Empire of Passion (Ai no borei)

6/10
Pros: 
Delightfully bizarre
Solid visuals
Cons: 
Weird rape elements
Not one of Criterion's stronger offerings
director: 
Nagisa Ôshima
Year: 
1978
MPAA Rating: 
R
Company: 
Argos Films

“Empire of Passion” is a Japanese film about a young man who becomes infatuated with an older married woman, who then eventually rapes her and convinces her to help him murder her husband so that they can be together. They strangle the husband and toss his body into an old well. Eventually the ghost of the dead husband comes back to haunt them and their lives begin to unravel.

The Ghost elements of this movie are pretty standard, although there are a lot of genuinely unsettling moments and images. Much of the film's strongest imagery surrounds the large abandoned well that the husband’s body is tossed into. The young man often comes back to toss dead leaves into the well every fall after the murder. Later on in the film, when the man and the woman are in the well trying to find the body, the ghost appears at the top of the well dropping leaves and grass on top of them, which is by far the film’s creepiest and most well-crafted moment.

I found “Empire of Passion” to be a fairly bizarre ghost/exploitation film, that is probably more appealing for how strange it is rather than the actual quality of the film. To start off describing why this film is so weird, the young man basically tricks the woman into killing her husband by asking her to shave her vagina. At one point while having sex he begins to perform cunnilingus on her and then stops to angrily demand: “Shave it! Shave it! Shave it! Shave it!” The next scene is him shaving her naughty-bits with a straight razor while she moans and cries. Later after sex he tells her that her husband will realize she doesn’t have any hair downstairs and then he’ll know that she’s cheating on him.

On top of that, there is the fact that this movie is supposed to be some sort of strange morality lesson where the young man and the wife are punished from beyond the grave for their murder and adultery. Even though it is clear in the movie that the woman is fully complicit in her husband’s murder I think you could still argue, from a more modern perspective, that the filmmaker is essentially blaming the victim since she is first raped and then manipulated by her rapist for the rest of the movie.

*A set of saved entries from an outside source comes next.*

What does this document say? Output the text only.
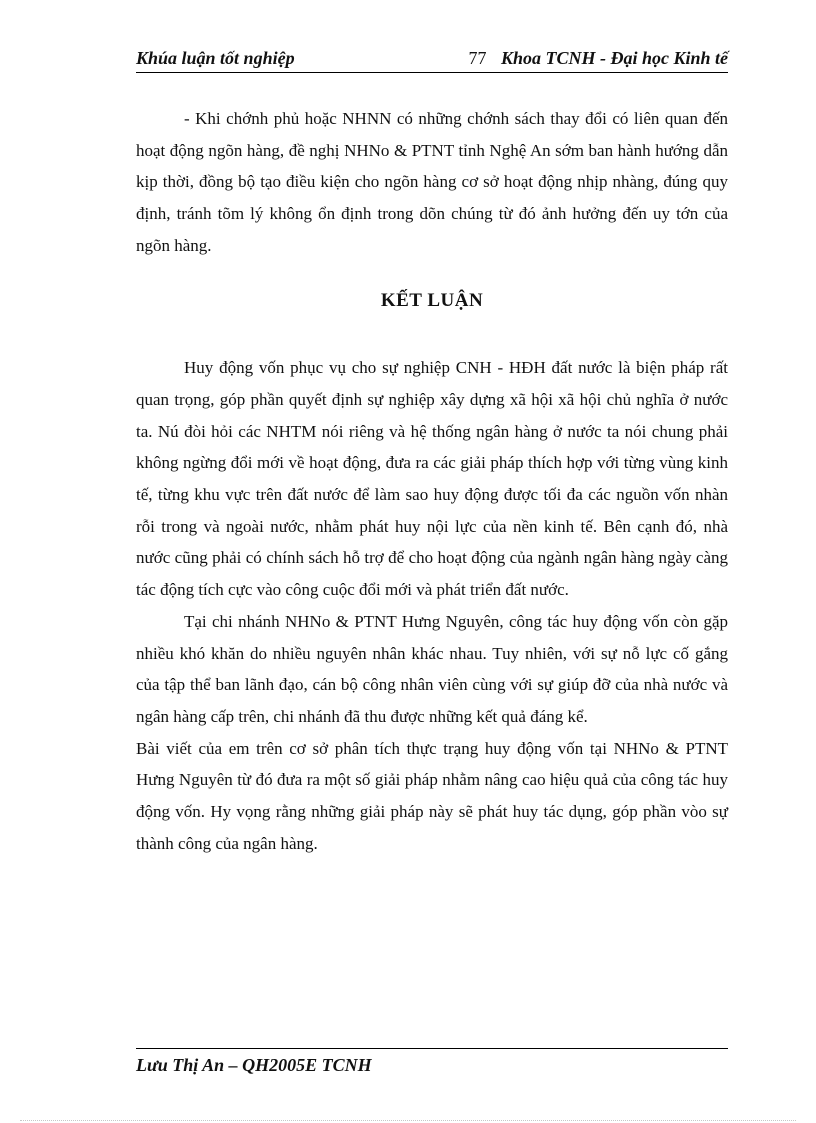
Khúa luận tốt nghiệp	77 Khoa TCNH - Đại học Kinh tế

- Khi chớnh phủ hoặc NHNN có những chớnh sách thay đổi có liên quan đến hoạt động ngõn hàng, đề nghị NHNo & PTNT tỉnh Nghệ An sớm ban hành hướng dẫn kịp thời, đồng bộ tạo điều kiện cho ngõn hàng cơ sở hoạt động nhịp nhàng, đúng quy định, tránh tõm lý không ổn định trong dõn chúng từ đó ảnh hưởng đến uy tớn của ngõn hàng.

KẾT LUẬN

Huy động vốn phục vụ cho sự nghiệp CNH - HĐH đất nước là biện pháp rất quan trọng, góp phần quyết định sự nghiệp xây dựng xã hội xã hội chủ nghĩa ở nước ta. Nú đòi hỏi các NHTM nói riêng và hệ thống ngân hàng ở nước ta nói chung phải không ngừng đổi mới về hoạt động, đưa ra các giải pháp thích hợp với từng vùng kinh tế, từng khu vực trên đất nước để làm sao huy động được tối đa các nguồn vốn nhàn rỗi trong và ngoài nước, nhằm phát huy nội lực của nền kinh tế. Bên cạnh đó, nhà nước cũng phải có chính sách hỗ trợ để cho hoạt động của ngành ngân hàng ngày càng tác động tích cực vào công cuộc đổi mới và phát triển đất nước.

Tại chi nhánh NHNo & PTNT Hưng Nguyên, công tác huy động vốn còn gặp nhiều khó khăn do nhiều nguyên nhân khác nhau. Tuy nhiên, với sự nỗ lực cố gắng của tập thể ban lãnh đạo, cán bộ công nhân viên cùng với sự giúp đỡ của nhà nước và ngân hàng cấp trên, chi nhánh đã thu được những kết quả đáng kể.

Bài viết của em trên cơ sở phân tích thực trạng huy động vốn tại NHNo & PTNT Hưng Nguyên từ đó đưa ra một số giải pháp nhằm nâng cao hiệu quả của công tác huy động vốn. Hy vọng rằng những giải pháp này sẽ phát huy tác dụng, góp phần vòo sự thành công của ngân hàng.

Lưu Thị An – QH2005E TCNH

Japanese films, especially the exploitation films of the late 60's and 70's often seem to have this bizarre attitude toward rape. Women in these films are often raped, and at some point during the act, stop protesting and start to enjoy it. I imagine this is in some part intended to provide the audience with some sort of creepy rape fantasy. While I certainly wouldn't advocate anyone indulging that sort of fantasy, I think it’s important to note that this sort of thing was part of Japanese culture and it’s something you run into a lot if you watch older Japanese horror/exploitation movies.

I’ve been doing some reading online recently about Japanese cult films recently and one of the most interesting things I found was that in the 1930's in Japan there was a literary and art movement termed “Ero guro” or “erotic grotesque” that spilled over into the films of the 60's and 70's, such as “Blind Beast,” and “Horrors of Malformed Men,” etc. Mixing something erotic with something grotesque certainly seems to be the heart of many of what we now call “exploitation” movies, and I think that basically sums up what makes these movies appealing and continues to make them a curiosity today. I would say “Empire of Passion” would definitely fit into the "Ero guro" aesthetic since there is so much sex and nudity mixed in with the suffering of the adulterous couple.

Whenever Criterion puts out a horror movie I think it is something that at least deserves to be watched, especially considering the quality of the horror movies they typically select such as, “Hausu,” “Onibaba,” and “The Devil’s Backbone” etc. “Empire of Passion” isn't really on the same level as many of their other films, and if you’re new to Japanese horror or exploitation films this certainly isn't the one to start out with. However, if you’re already a fan of Criterion’s horror movies, or if “Ero guro” sounds like something you’d find interesting, this might be a good "next step" in your journey into classic Japanese horror.